Three ships loaded with grain left Ukrainian ports on Friday, days after the first grain-laden vessel left the country since Russia’s invasion. They are making the journey as part of a hard-won deal to free more than 20 million tons of Ukraine’s desperately needed stores.
The ships were granted permission to depart by a joint coordination center in Istanbul, created by the agreement and staffed by officials from Ukraine, Russia, Turkey and the United Nations, and are carrying a total of about 64,000 tons of corn bound for ports in Britain, Ireland and Turkey.
The ships that departed on Friday morning were the Polarnet and the Rojen from Ukraine’s Chornomorsk port, and the Navi-Star from Odesa, according to the joint coordination center. Under the deal, their first stop will be in Turkish waters for a joint-team inspection.

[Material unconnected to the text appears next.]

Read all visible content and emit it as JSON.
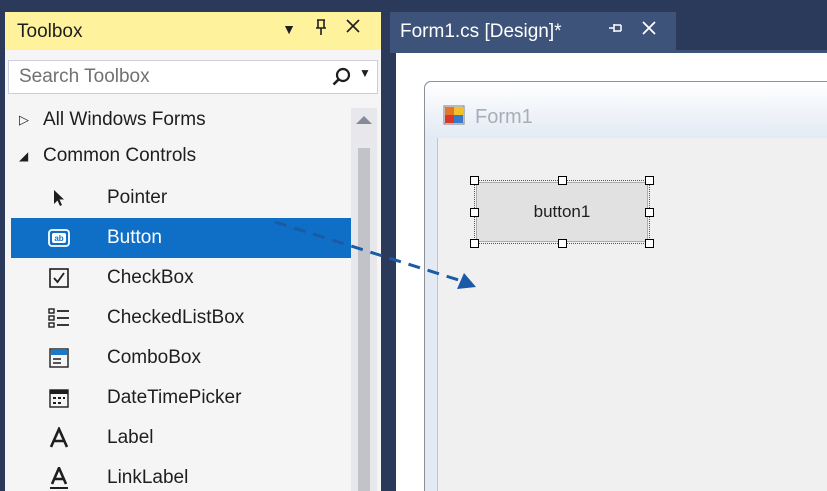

The initial shipment under the deal left Ukraine’s Port of Odesa on Monday on the Razoni, which was led by a tugboat to avoid Ukrainian mines and passed through a Russian-controlled Black Sea corridor. It anchored in Turkish waters at the Bosporus for inspection, and on Wednesday was cleared to sail on to Tripoli, Lebanon.
Many potential hazards lie ahead, but the safe passage of the Razoni offered has hope that the long-negotiated deal will fulfill its aim of helping address — though not by itself resolving — global food shortages and high grain prices.
A fourth ship, the Fulmar S, now anchored near Istanbul, was awaiting inspection to be cleared to travel to the Ukrainian port of Chornomorsk, officials from the joint center said on Thursday.
Their statement said that the inbound Fulmar S would serve as “a second ‘proof of concept’” of the grain deal, and noted that the allowed travel corridor had been “revised to allow for more efficient passage of ships while maintaining safety.”